Dana Wells

No. 79
- Position: Nose tackle

Personal information
- Born: August 5, 1966 (age 60) Phoenix, Arizona, U.S.
- Listed height: 6 ft 0 in (1.83 m)
- Listed weight: 272 lb (123 kg)

Career information
- High school: Brophy College Preparatory (Phoenix)
- College: Arizona
- NFL draft: 1989 (11th round, 306th overall pick)

Career history
- Cincinnati Bengals (1989); Phoenix Cardinals (1990)*;
- * Offseason or practice squad member only

Awards and highlights
- Pac-10 Defensive Player of the Year (1988); 2× Morris Trophy (1987, 1988); 2× First-team All-Pac-10 (1987, 1988);

Career NFL statistics
- Games played: 1
- Stats at Pro Football Reference

= Dana Wells =

American football player (born 1966)

Dana Clemmer Wells Jr. (born August 5, 1966) is an American former professional football player who was a nose tackle in the National Football League (NFL).
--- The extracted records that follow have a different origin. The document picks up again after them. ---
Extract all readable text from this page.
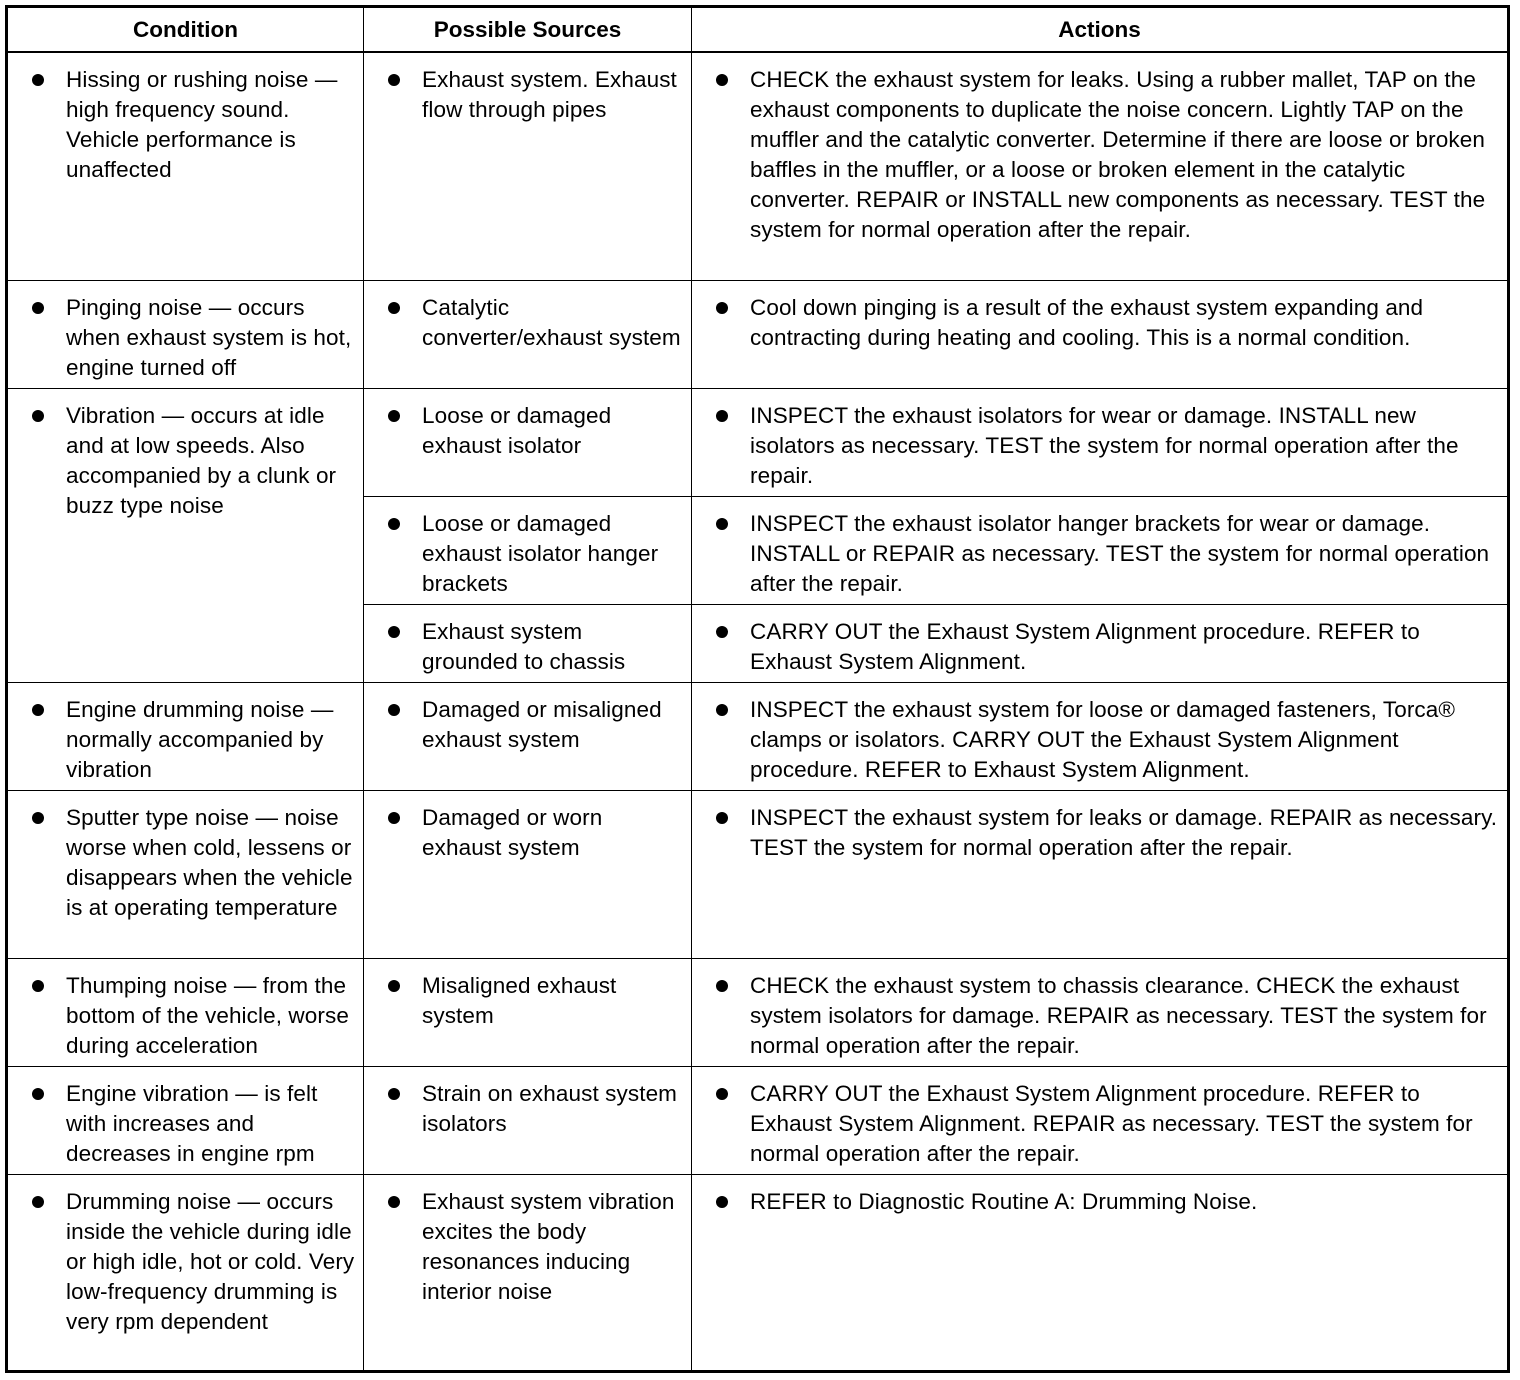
Condition	Possible Sources	Actions

Hissing or rushing noise — high frequency sound. Vehicle performance is unaffected	Exhaust system. Exhaust flow through pipes	CHECK the exhaust system for leaks. Using a rubber mallet, TAP on the exhaust components to duplicate the noise concern. Lightly TAP on the muffler and the catalytic converter. Determine if there are loose or broken baffles in the muffler, or a loose or broken element in the catalytic converter. REPAIR or INSTALL new components as necessary. TEST the system for normal operation after the repair.

Pinging noise — occurs when exhaust system is hot, engine turned off	Catalytic converter/exhaust system	Cool down pinging is a result of the exhaust system expanding and contracting during heating and cooling. This is a normal condition.

Vibration — occurs at idle and at low speeds. Also accompanied by a clunk or buzz type noise	Loose or damaged exhaust isolator	INSPECT the exhaust isolators for wear or damage. INSTALL new isolators as necessary. TEST the system for normal operation after the repair.

	Loose or damaged exhaust isolator hanger brackets	INSPECT the exhaust isolator hanger brackets for wear or damage. INSTALL or REPAIR as necessary. TEST the system for normal operation after the repair.

	Exhaust system grounded to chassis	CARRY OUT the Exhaust System Alignment procedure. REFER to Exhaust System Alignment.

Engine drumming noise — normally accompanied by vibration	Damaged or misaligned exhaust system	INSPECT the exhaust system for loose or damaged fasteners, Torca® clamps or isolators. CARRY OUT the Exhaust System Alignment procedure. REFER to Exhaust System Alignment.

Sputter type noise — noise worse when cold, lessens or disappears when the vehicle is at operating temperature	Damaged or worn exhaust system	INSPECT the exhaust system for leaks or damage. REPAIR as necessary. TEST the system for normal operation after the repair.

Thumping noise — from the bottom of the vehicle, worse during acceleration	Misaligned exhaust system	CHECK the exhaust system to chassis clearance. CHECK the exhaust system isolators for damage. REPAIR as necessary. TEST the system for normal operation after the repair.

Engine vibration — is felt with increases and decreases in engine rpm	Strain on exhaust system isolators	CARRY OUT the Exhaust System Alignment procedure. REFER to Exhaust System Alignment. REPAIR as necessary. TEST the system for normal operation after the repair.

Drumming noise — occurs inside the vehicle during idle or high idle, hot or cold. Very low-frequency drumming is very rpm dependent	Exhaust system vibration excites the body resonances inducing interior noise	REFER to Diagnostic Routine A: Drumming Noise.
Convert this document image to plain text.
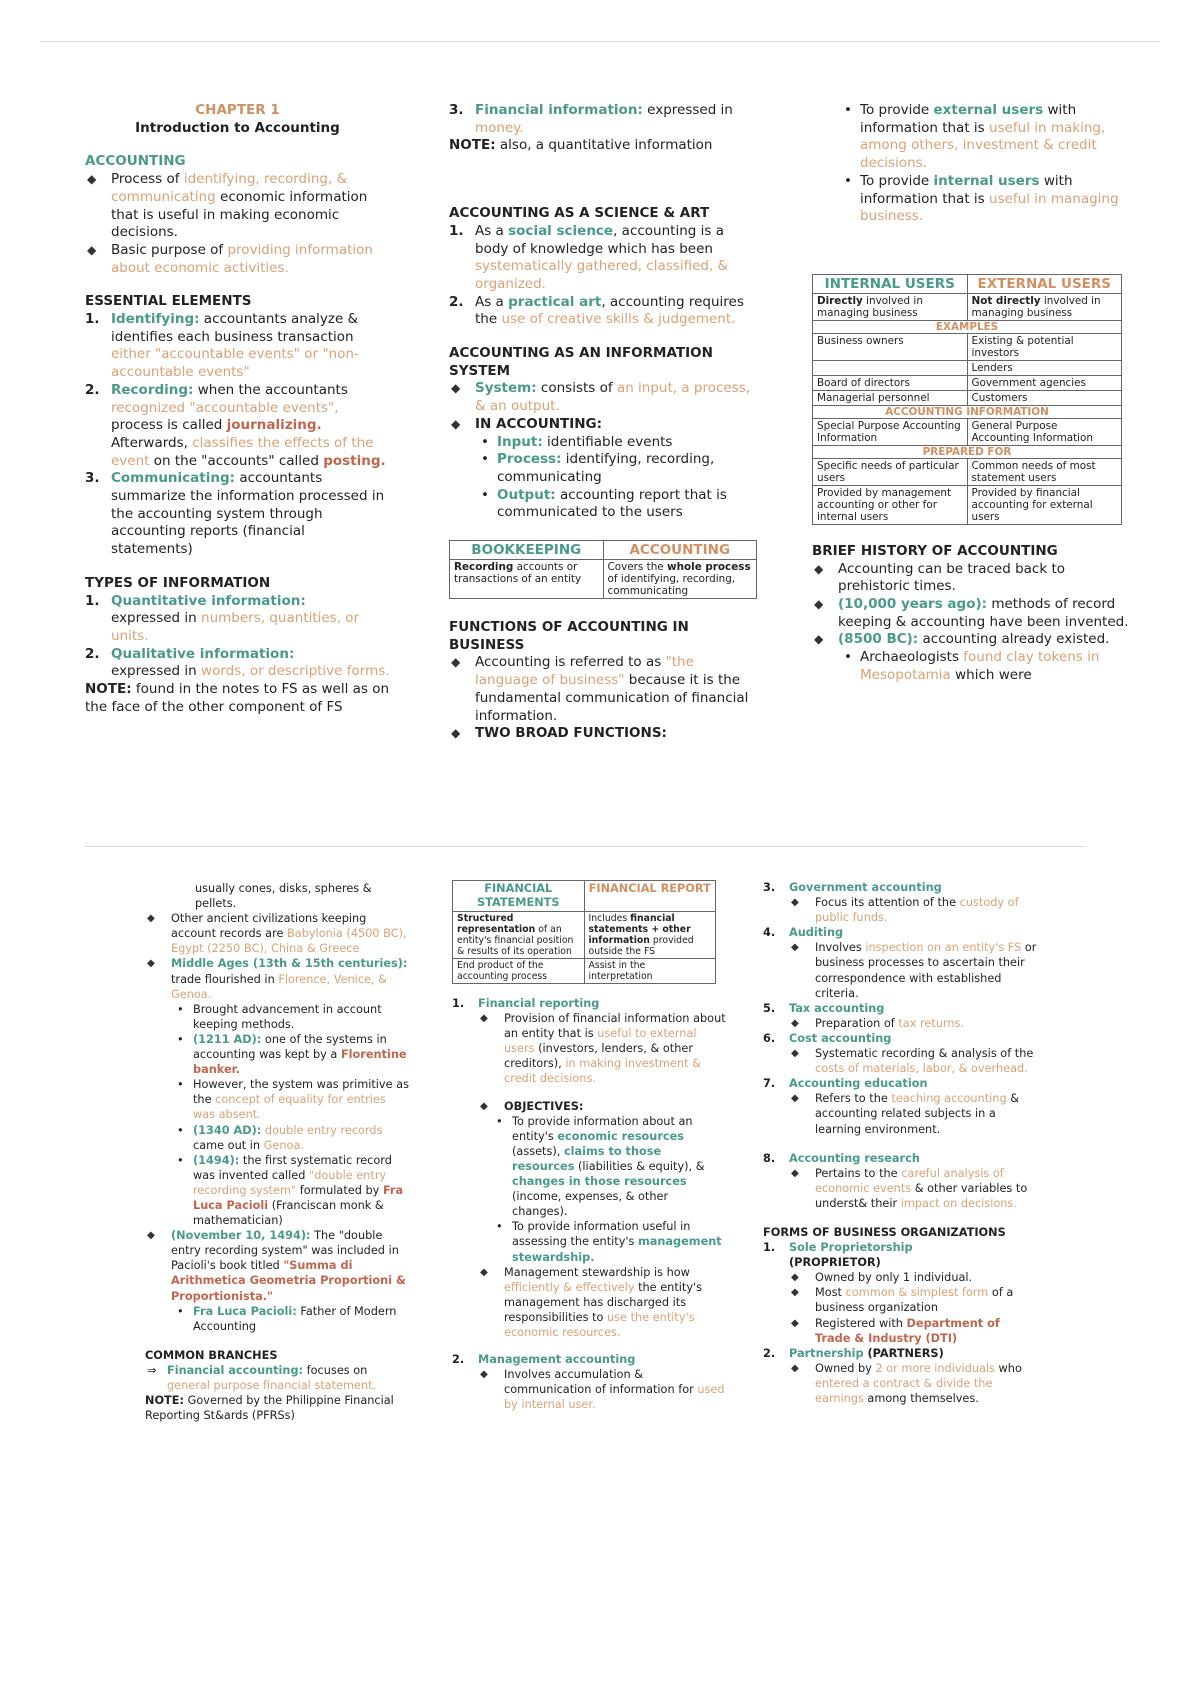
CHAPTER 1
Introduction to Accounting
ACCOUNTING
◆ Process of identifying, recording, & communicating economic information that is useful in making economic decisions.
◆ Basic purpose of providing information about economic activities.
ESSENTIAL ELEMENTS
1. Identifying: accountants analyze & identifies each business transaction either "accountable events" or "non-accountable events"
2. Recording: when the accountants recognized "accountable events", process is called journalizing. Afterwards, classifies the effects of the event on the "accounts" called posting.
3. Communicating: accountants summarize the information processed in the accounting system through accounting reports (financial statements)
TYPES OF INFORMATION
1. Quantitative information:
expressed in numbers, quantities, or units.
2. Qualitative information:
expressed in words, or descriptive forms.
NOTE: found in the notes to FS as well as on the face of the other component of FS
3. Financial information: expressed in money.
NOTE: also, a quantitative information
ACCOUNTING AS A SCIENCE & ART
1. As a social science, accounting is a body of knowledge which has been systematically gathered, classified, & organized.
2. As a practical art, accounting requires the use of creative skills & judgement.
ACCOUNTING AS AN INFORMATION SYSTEM
◆ System: consists of an input, a process, & an output.
◆ IN ACCOUNTING:
• Input: identifiable events
• Process: identifying, recording, communicating
• Output: accounting report that is communicated to the users
BOOKKEEPING	ACCOUNTING
Recording accounts or transactions of an entity	Covers the whole process of identifying, recording, communicating
FUNCTIONS OF ACCOUNTING IN BUSINESS
◆ Accounting is referred to as "the language of business" because it is the fundamental communication of financial information.
◆ TWO BROAD FUNCTIONS:
• To provide external users with information that is useful in making, among others, investment & credit decisions.
• To provide internal users with information that is useful in managing business.
INTERNAL USERS	EXTERNAL USERS
Directly involved in managing business	Not directly involved in managing business
EXAMPLES	
Business owners	Existing & potential investors
	Lenders
Board of directors	Government agencies
Managerial personnel	Customers
ACCOUNTING INFORMATION	
Special Purpose Accounting Information	General Purpose Accounting Information
PREPARED FOR	
Specific needs of particular users	Common needs of most statement users
Provided by management accounting or other for internal users	Provided by financial accounting for external users
BRIEF HISTORY OF ACCOUNTING
◆ Accounting can be traced back to prehistoric times.
◆ (10,000 years ago): methods of record keeping & accounting have been invented.
◆ (8500 BC): accounting already existed.
• Archaeologists found clay tokens in Mesopotamia which were
usually cones, disks, spheres & pellets.
◆ Other ancient civilizations keeping account records are Babylonia (4500 BC), Egypt (2250 BC), China & Greece
◆ Middle Ages (13th & 15th centuries): trade flourished in Florence, Venice, & Genoa.
• Brought advancement in account keeping methods.
• (1211 AD): one of the systems in accounting was kept by a Florentine banker.
• However, the system was primitive as the concept of equality for entries was absent.
• (1340 AD): double entry records came out in Genoa.
• (1494): the first systematic record was invented called "double entry recording system" formulated by Fra Luca Pacioli (Franciscan monk & mathematician)
◆ (November 10, 1494): The "double entry recording system" was included in Pacioli's book titled "Summa di Arithmetica Geometria Proportioni & Proportionista."
• Fra Luca Pacioli: Father of Modern Accounting
COMMON BRANCHES
⇒ Financial accounting: focuses on general purpose financial statement.
NOTE: Governed by the Philippine Financial Reporting St&ards (PFRSs)
FINANCIAL STATEMENTS	FINANCIAL REPORT
Structured representation of an entity's financial position & results of its operation	Includes financial statements + other information provided outside the FS
End product of the accounting process	Assist in the interpretation
1. Financial reporting
◆ Provision of financial information about an entity that is useful to external users (investors, lenders, & other creditors), in making investment & credit decisions.
◆ OBJECTIVES:
• To provide information about an entity's economic resources (assets), claims to those resources (liabilities & equity), & changes in those resources (income, expenses, & other changes).
• To provide information useful in assessing the entity's management stewardship.
◆ Management stewardship is how efficiently & effectively the entity's management has discharged its responsibilities to use the entity's economic resources.
2. Management accounting
◆ Involves accumulation & communication of information for used by internal user.
3. Government accounting
◆ Focus its attention of the custody of public funds.
4. Auditing
◆ Involves inspection on an entity's FS or business processes to ascertain their correspondence with established criteria.
5. Tax accounting
◆ Preparation of tax returns.
6. Cost accounting
◆ Systematic recording & analysis of the costs of materials, labor, & overhead.
7. Accounting education
◆ Refers to the teaching accounting & accounting related subjects in a learning environment.
8. Accounting research
◆ Pertains to the careful analysis of economic events & other variables to underst& their impact on decisions.
FORMS OF BUSINESS ORGANIZATIONS
1. Sole Proprietorship
(PROPRIETOR)
◆ Owned by only 1 individual.
◆ Most common & simplest form of a business organization
◆ Registered with Department of Trade & Industry (DTI)
2. Partnership (PARTNERS)
◆ Owned by 2 or more individuals who entered a contract & divide the earnings among themselves.
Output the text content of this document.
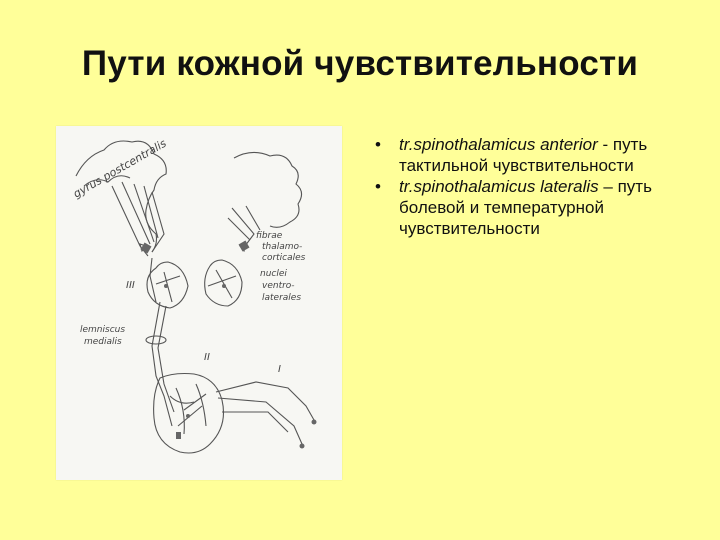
Пути кожной чувствительности
gyrus postcentralis
fibrae
thalamo-
corticales
nuclei
ventro-
laterales
lemniscus
medialis
III
II
I
• tr.spinothalamicus anterior - путь тактильной чувствительности
• tr.spinothalamicus lateralis – путь болевой и температурной чувствительности
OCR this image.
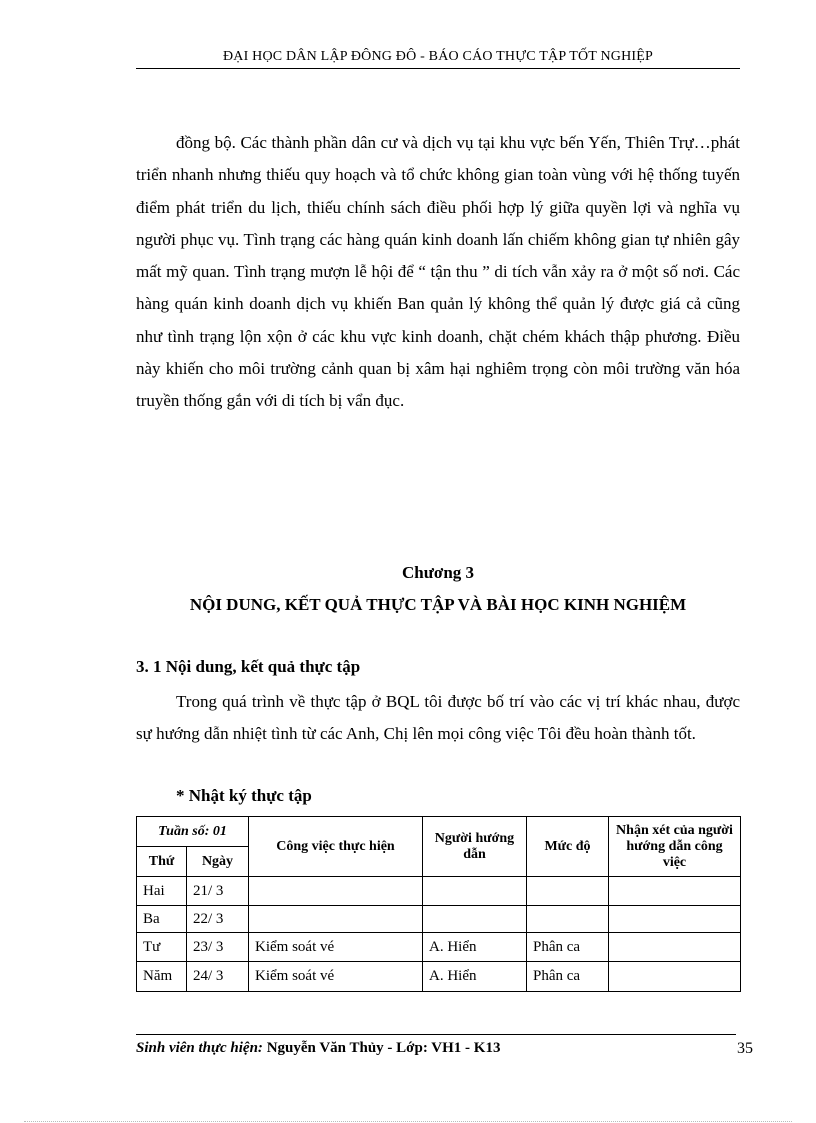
ĐẠI HỌC DÂN LẬP ĐÔNG ĐÔ - BÁO CÁO THỰC TẬP TỐT NGHIỆP
đồng bộ. Các thành phần dân cư và dịch vụ tại khu vực bến Yến, Thiên Trự…phát triển nhanh nhưng thiếu quy hoạch và tổ chức không gian toàn vùng với hệ thống tuyến điểm phát triển du lịch, thiếu chính sách điều phối hợp lý giữa quyền lợi và nghĩa vụ người phục vụ. Tình trạng các hàng quán kinh doanh lấn chiếm không gian tự nhiên gây mất mỹ quan. Tình trạng mượn lễ hội để “ tận thu ” di tích vẫn xảy ra ở một số nơi. Các hàng quán kinh doanh dịch vụ khiến Ban quản lý không thể quản lý được giá cả cũng như tình trạng lộn xộn ở các khu vực kinh doanh, chặt chém khách thập phương. Điều này khiến cho môi trường cảnh quan bị xâm hại nghiêm trọng còn môi trường văn hóa truyền thống gắn với di tích bị vẩn đục.
Chương 3
NỘI DUNG, KẾT QUẢ THỰC TẬP VÀ BÀI HỌC KINH NGHIỆM
3. 1 Nội dung, kết quả thực tập
Trong quá trình về thực tập ở BQL tôi được bố trí vào các vị trí khác nhau, được sự hướng dẫn nhiệt tình từ các Anh, Chị lên mọi công việc Tôi đều hoàn thành tốt.
* Nhật ký thực tập
Tuần số: 01		Công việc thực hiện	Người hướng dẫn	Mức độ	Nhận xét của người hướng dẫn công việc
Thứ	Ngày				
Hai	21/ 3				
Ba	22/ 3				
Tư	23/ 3	Kiểm soát vé	A. Hiển	Phân ca	
Năm	24/ 3	Kiểm soát vé	A. Hiển	Phân ca	
Sinh viên thực hiện: Nguyễn Văn Thủy - Lớp: VH1 - K13	35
He played college football for the Arizona Wildcats.

==Professional career==
He played in the National Football League (NFL) in 1989. He was selected 306th overall in the 11th round of the 1989 NFL draft by the Cincinnati Bengals.

==College career==
Wells played college football at the University of Arizona and won the Morris Trophy two times.